An incredible proof-of-concept study from a team of European scientists has demonstrated the development of a novel insulin molecule that can sense blood sugar levels and self-adjust its activity in response to a patient’s needs.

Kredit: Mr Hyde / Wikimedia Commons.The experimental molecule has only been tested in animals so far but the researchers are hopeful further development will offer diabetics a safer and easier insulin therapy in the future.

"The difficult thing with diabetes is that insulin always works the same way,” explains Knud Jensen, an author on the new research from the University of Copenhagen. “It lowers blood sugar, even though that might not be what a patient requires.”

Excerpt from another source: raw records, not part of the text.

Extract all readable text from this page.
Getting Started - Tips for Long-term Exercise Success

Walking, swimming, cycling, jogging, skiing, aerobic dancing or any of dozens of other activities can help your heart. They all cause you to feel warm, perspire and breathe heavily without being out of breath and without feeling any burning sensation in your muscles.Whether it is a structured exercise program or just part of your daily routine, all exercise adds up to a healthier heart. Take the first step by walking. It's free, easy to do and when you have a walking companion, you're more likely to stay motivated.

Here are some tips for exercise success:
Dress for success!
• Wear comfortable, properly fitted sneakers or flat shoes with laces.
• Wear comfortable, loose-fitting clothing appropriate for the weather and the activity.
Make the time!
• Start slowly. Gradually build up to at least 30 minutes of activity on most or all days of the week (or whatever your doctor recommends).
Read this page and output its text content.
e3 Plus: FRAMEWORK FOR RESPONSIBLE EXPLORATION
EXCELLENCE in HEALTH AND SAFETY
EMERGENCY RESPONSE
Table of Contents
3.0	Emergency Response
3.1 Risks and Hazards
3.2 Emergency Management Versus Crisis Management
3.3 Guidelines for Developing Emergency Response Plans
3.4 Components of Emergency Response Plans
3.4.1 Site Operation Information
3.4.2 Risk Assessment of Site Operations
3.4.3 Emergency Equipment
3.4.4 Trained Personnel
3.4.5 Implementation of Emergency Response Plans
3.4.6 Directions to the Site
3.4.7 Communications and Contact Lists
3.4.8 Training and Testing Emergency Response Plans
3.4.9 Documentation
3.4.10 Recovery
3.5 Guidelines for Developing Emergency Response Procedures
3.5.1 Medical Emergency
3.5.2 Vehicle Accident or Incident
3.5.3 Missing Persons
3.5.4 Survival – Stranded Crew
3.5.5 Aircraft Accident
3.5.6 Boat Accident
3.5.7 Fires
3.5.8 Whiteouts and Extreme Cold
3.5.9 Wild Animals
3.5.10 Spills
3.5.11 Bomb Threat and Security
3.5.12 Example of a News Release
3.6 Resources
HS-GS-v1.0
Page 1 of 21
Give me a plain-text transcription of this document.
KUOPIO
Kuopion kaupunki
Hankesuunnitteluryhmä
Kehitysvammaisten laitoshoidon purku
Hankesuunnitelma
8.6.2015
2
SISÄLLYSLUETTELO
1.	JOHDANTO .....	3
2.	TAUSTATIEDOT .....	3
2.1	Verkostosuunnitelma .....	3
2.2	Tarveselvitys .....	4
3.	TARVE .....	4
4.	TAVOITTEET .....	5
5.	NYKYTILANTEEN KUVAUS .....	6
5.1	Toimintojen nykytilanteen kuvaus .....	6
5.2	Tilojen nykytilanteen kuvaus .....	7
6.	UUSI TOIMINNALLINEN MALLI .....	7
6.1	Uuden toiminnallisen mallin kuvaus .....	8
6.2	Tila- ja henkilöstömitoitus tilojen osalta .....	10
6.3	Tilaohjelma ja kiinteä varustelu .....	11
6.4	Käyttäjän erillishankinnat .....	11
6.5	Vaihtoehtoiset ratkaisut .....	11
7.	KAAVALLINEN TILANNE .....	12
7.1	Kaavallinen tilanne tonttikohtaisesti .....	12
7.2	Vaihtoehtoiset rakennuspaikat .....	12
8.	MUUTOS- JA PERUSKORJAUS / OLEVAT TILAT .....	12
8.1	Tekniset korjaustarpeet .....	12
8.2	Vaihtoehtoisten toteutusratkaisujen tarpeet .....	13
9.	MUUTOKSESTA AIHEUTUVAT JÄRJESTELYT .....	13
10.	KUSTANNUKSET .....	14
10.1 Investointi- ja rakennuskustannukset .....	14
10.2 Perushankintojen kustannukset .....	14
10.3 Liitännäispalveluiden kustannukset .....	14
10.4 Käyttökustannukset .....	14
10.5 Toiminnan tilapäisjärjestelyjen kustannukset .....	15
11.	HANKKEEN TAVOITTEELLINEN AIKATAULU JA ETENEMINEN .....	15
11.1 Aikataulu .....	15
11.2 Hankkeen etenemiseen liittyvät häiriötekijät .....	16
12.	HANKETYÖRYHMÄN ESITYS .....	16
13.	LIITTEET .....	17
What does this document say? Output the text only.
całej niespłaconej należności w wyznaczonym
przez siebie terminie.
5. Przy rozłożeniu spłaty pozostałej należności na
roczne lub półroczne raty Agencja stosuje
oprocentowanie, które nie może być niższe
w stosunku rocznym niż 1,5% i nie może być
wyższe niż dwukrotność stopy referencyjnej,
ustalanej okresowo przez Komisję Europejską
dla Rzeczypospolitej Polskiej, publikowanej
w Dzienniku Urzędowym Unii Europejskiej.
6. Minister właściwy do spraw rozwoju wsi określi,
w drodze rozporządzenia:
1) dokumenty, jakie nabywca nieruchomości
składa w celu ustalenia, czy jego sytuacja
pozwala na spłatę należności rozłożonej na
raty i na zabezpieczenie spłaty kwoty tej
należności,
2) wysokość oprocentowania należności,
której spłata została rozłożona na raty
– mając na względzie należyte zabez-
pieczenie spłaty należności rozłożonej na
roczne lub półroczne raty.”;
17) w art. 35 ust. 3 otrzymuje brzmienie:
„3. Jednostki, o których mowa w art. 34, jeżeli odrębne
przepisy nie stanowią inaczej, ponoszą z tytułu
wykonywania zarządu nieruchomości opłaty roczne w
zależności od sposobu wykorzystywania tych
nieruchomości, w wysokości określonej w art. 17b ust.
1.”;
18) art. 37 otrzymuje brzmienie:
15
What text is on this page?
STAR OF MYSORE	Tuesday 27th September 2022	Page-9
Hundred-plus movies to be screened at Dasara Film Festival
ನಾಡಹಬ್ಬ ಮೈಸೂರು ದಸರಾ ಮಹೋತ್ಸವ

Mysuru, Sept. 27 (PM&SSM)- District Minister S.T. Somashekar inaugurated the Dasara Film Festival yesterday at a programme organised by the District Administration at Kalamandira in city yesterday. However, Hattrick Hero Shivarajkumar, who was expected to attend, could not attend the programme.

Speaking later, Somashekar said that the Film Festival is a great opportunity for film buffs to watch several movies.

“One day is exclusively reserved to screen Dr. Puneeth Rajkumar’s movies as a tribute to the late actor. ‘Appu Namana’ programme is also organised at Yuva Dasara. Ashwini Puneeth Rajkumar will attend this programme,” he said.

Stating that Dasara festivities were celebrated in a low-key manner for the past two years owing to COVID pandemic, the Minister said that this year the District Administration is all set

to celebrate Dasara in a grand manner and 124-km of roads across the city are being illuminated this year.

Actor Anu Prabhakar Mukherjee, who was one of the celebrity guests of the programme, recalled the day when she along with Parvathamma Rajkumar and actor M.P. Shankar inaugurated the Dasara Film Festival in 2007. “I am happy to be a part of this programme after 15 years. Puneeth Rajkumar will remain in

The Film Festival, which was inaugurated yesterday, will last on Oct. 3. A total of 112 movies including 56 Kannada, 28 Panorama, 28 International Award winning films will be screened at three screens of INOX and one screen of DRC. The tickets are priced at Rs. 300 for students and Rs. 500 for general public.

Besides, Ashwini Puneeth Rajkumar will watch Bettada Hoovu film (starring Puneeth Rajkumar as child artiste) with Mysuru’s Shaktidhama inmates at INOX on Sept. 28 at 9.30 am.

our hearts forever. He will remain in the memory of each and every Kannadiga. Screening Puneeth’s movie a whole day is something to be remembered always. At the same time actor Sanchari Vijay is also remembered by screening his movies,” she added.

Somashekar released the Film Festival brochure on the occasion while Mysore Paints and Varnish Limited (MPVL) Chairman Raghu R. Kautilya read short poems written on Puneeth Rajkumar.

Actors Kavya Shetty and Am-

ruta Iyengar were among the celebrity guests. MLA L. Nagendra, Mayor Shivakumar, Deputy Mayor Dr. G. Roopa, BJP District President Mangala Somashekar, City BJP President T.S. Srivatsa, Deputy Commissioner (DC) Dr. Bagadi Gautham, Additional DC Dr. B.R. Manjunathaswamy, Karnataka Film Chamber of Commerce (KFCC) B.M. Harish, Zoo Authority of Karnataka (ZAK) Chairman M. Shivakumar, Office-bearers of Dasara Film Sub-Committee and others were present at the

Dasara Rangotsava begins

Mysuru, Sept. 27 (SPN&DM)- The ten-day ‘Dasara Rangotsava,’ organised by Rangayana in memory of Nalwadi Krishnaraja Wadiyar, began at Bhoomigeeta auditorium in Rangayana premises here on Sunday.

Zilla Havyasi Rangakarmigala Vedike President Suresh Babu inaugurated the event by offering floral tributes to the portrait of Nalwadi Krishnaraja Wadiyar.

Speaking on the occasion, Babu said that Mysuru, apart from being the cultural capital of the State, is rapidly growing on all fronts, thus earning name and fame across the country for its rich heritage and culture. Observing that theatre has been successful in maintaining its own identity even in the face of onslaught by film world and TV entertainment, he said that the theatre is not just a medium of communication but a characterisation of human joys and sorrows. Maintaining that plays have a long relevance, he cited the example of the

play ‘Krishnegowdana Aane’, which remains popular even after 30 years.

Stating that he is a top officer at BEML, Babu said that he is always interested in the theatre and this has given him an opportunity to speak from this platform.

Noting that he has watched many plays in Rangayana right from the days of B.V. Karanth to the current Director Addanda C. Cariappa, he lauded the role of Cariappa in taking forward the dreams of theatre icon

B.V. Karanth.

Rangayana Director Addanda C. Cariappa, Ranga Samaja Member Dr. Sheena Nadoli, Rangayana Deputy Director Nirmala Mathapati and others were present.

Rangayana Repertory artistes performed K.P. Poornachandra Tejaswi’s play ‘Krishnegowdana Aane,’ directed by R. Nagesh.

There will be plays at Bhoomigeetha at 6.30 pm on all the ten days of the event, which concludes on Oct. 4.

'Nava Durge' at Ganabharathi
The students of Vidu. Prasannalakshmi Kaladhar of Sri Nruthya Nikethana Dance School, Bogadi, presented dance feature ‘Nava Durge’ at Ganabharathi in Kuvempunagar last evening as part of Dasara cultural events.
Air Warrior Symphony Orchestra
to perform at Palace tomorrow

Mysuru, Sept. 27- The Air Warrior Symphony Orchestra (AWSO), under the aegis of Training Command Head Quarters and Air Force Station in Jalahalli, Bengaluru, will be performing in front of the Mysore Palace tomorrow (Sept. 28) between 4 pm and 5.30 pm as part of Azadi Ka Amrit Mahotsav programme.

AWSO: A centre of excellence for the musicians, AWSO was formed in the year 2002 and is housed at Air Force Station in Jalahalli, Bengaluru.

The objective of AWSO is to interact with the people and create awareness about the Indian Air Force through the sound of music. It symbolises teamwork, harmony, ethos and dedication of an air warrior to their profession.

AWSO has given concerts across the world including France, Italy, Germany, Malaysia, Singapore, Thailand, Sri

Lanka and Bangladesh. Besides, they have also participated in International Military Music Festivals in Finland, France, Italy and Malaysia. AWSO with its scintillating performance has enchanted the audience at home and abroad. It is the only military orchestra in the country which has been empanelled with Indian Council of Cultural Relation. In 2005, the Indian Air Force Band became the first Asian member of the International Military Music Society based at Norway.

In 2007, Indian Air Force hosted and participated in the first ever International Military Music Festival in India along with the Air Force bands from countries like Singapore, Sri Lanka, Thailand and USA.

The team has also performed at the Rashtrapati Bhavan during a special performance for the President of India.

The impressive research presents a novel glucose-responsive insulin molecule that can spontaneously increase, or decrease, its activity in response to circulating blood sugar levels.

The new study not only describes the development of this novel insulin molecule but demonstrates its efficacy in animal models. The unprecedented experiments show the insulin effectively responding to blood glucose fluctuations in rats.

Jensen is optimistic about his team’s achievement but pragmatically notes there is still years of work ahead before this kind of self-regulating insulin hits the market. The research is still in the preliminary stages and it hasn't yet been demonstrated to be safe or effective in humans. However, this is still a landmark achievement in chemistry, offering the first evidence of a glucose-responsive insulin molecule working in a live organism.